Schreckliche Bilder gibt es auch in Ego-Shooter-Spielen und Video-Kriegsspielen, die ältere Kinder und Jugendliche gerne spielen.
Ja genau. Es gibt heute belastbare Studien, dass solche Spiele bei häufigem Gebrauch einen nachteiligen Effekt auf die kindliche Entwicklung haben. Daher ist es wichtig, dass Eltern das Konsumverhalten ihrer Kinder und Jugendlichen kontrollieren und mit ihnen darüber im Gespräch sind. Aktuell hören wir vermehrt, dass pornographische Inhalte, Hinrichtungsszenen und ähnliches in Chats herumgereicht werden und die Kinder oder Jugendlichen dann Traumafolgen entwickeln.
Dürfen Eltern im Beisein ihrer Kinder Nachrichten verfolgen?
Ich denke, Eltern können Nachrichten im Beisein ihrer Kinder verfolgen, aber sie sollten diese Zeit begrenzen und damit eher zurückhaltend sein. Auch in den TV-Nachrichten gibt es Bilder, die man Kindern nicht zumuten sollte. Verstörende oder traumatisierende Sendungen sind unbedingt zu vermeiden. Kinder verstehen in der Regel, wenn ihnen erklärt wird, dass es im Fernsehen und im Internet Angebote für Erwachsene und für Kinder gibt. Auch für Erwachsene ist es nicht sinnvoll, sich den ganzen Tag mit Katastrophen, Gewaltdarstellungen, Unglücksmeldungen und den entsprechenden Bildern zu befassen. Es ist wichtig, diesen Einfluss zu begrenzen. Beim Fernseher entscheidet auch die Grösse des Bildschirms und die Lautstärke, wie sehr Bilder wirken – und natürlich, ob das Gesehene später mit dem Kind thematisiert wird. Wer Nachrichten im Internet oder in der Tageszeitung liest, setzt einen wirksamen Filter für kleine Kinder ein.
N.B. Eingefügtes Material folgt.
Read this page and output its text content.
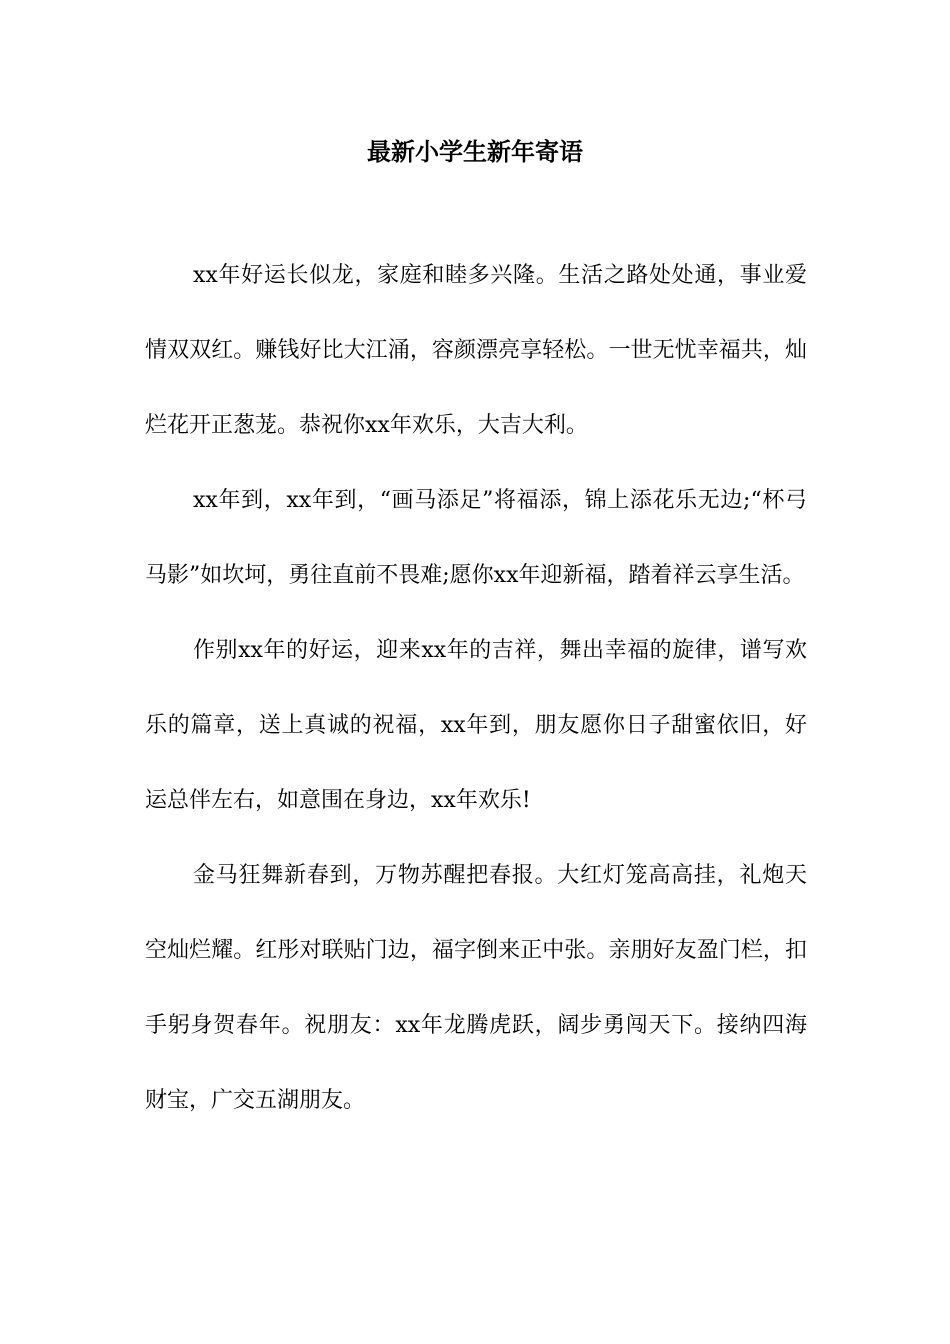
最新小学生新年寄语

xx年好运长似龙，家庭和睦多兴隆。生活之路处处通，事业爱情双双红。赚钱好比大江涌，容颜漂亮享轻松。一世无忧幸福共，灿烂花开正葱茏。恭祝你xx年欢乐，大吉大利。

xx年到，xx年到，“画马添足”将福添，锦上添花乐无边;“杯弓马影”如坎坷，勇往直前不畏难;愿你xx年迎新福，踏着祥云享生活。

作别xx年的好运，迎来xx年的吉祥，舞出幸福的旋律，谱写欢乐的篇章，送上真诚的祝福，xx年到，朋友愿你日子甜蜜依旧，好运总伴左右，如意围在身边，xx年欢乐!

金马狂舞新春到，万物苏醒把春报。大红灯笼高高挂，礼炮天空灿烂耀。红彤对联贴门边，福字倒来正中张。亲朋好友盈门栏，扣手躬身贺春年。祝朋友：xx年龙腾虎跃，阔步勇闯天下。接纳四海财宝，广交五湖朋友。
Wie können Eltern Kinder schützen?
Eltern können Kinder nicht grundsätzlich vor den Schattenseiten des Lebens bewahren. Sie können aber Folgen mildern. Das gelingt, indem sie Vorsorge treffen, mit ihnen in Kontakt sind und ihnen ein Gefühl von Liebe, Sicherheit und Geborgenheit vermitteln. Eltern sollten ihren Kindern auch Gesprächsbereitschaft bezüglich belastender oder peinlicher Themen signalisieren.
Wie können Eltern Kinder stark gegen körperliche und verbale Gewalt machen?
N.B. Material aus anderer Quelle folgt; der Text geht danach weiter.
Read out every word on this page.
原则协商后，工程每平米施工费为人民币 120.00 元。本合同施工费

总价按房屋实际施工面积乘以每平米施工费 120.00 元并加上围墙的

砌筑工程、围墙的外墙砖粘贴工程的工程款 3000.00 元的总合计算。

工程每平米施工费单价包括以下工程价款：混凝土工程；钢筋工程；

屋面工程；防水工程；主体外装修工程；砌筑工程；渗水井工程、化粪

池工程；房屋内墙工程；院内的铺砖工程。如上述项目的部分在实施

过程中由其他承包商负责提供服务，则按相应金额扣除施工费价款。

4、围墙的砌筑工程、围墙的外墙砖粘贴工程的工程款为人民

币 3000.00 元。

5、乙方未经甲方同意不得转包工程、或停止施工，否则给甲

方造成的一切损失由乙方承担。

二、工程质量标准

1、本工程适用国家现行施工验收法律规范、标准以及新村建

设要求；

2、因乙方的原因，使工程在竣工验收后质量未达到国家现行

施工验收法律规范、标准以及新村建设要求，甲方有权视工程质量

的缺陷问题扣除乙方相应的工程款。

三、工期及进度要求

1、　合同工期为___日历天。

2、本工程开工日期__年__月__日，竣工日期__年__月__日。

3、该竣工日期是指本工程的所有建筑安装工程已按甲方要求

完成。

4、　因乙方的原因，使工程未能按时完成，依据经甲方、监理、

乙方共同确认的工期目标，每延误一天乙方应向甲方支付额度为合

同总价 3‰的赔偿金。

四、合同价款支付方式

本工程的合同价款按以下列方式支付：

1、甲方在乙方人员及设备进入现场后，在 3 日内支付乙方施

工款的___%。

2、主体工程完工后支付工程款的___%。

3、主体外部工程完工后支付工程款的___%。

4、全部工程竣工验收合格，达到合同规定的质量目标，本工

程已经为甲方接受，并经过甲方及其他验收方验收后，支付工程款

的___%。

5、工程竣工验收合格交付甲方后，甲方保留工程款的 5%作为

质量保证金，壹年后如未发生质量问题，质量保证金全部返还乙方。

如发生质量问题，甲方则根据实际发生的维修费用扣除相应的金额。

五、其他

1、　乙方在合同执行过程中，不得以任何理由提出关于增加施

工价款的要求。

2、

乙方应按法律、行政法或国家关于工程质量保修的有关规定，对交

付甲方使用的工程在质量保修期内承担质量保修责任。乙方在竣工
Kinder, die wissen, wie sie sich in schwierigen Situationen schützen und behaupten können, an wen sie sich wenden und wo sie Hilfe holen können, kommen mit Krisensituationen besser zurecht. Und sie wenden im späteren Erwachsenenalter selbst weniger Gewalt an, insbesondere Jungen. Darüber hinaus ist es wichtig, schon heute abzuklären, was mit ihnen passiert, wenn die Mutter oder der Vater durch einen Unfall oder wegen einer Erkrankung ins Krankenhaus müssen. Wo würden die Kinder aufwachsen, wenn den Eltern etwas Schlimmes zustossen, wenn sie gar tödlich verunglücken sollten?
Zur Person: Dr. Kurt Albermann
Der Facharzt für Kinder- und Jugendmedizin und für Kinder- und Jugendpsychiatrie und –psychotherapie, Dr. Kurt Albermann, ist Chefarzt des Sozialpädiatrischen Zentrums SPZ am Kantonsspital Winterthur. Zudem ist er Ärztlicher Leiter des Instituts Kinderseele Schweiz (iks). Sein Buch «Wenn Kinder aus der Reihe tanzen» informiert über psychische und Entwicklungsstörungen sowie Suchterkrankungen bei Kindern und Jugendlichen sowie Behandlungs- und Unterstützungsmöglichkeiten.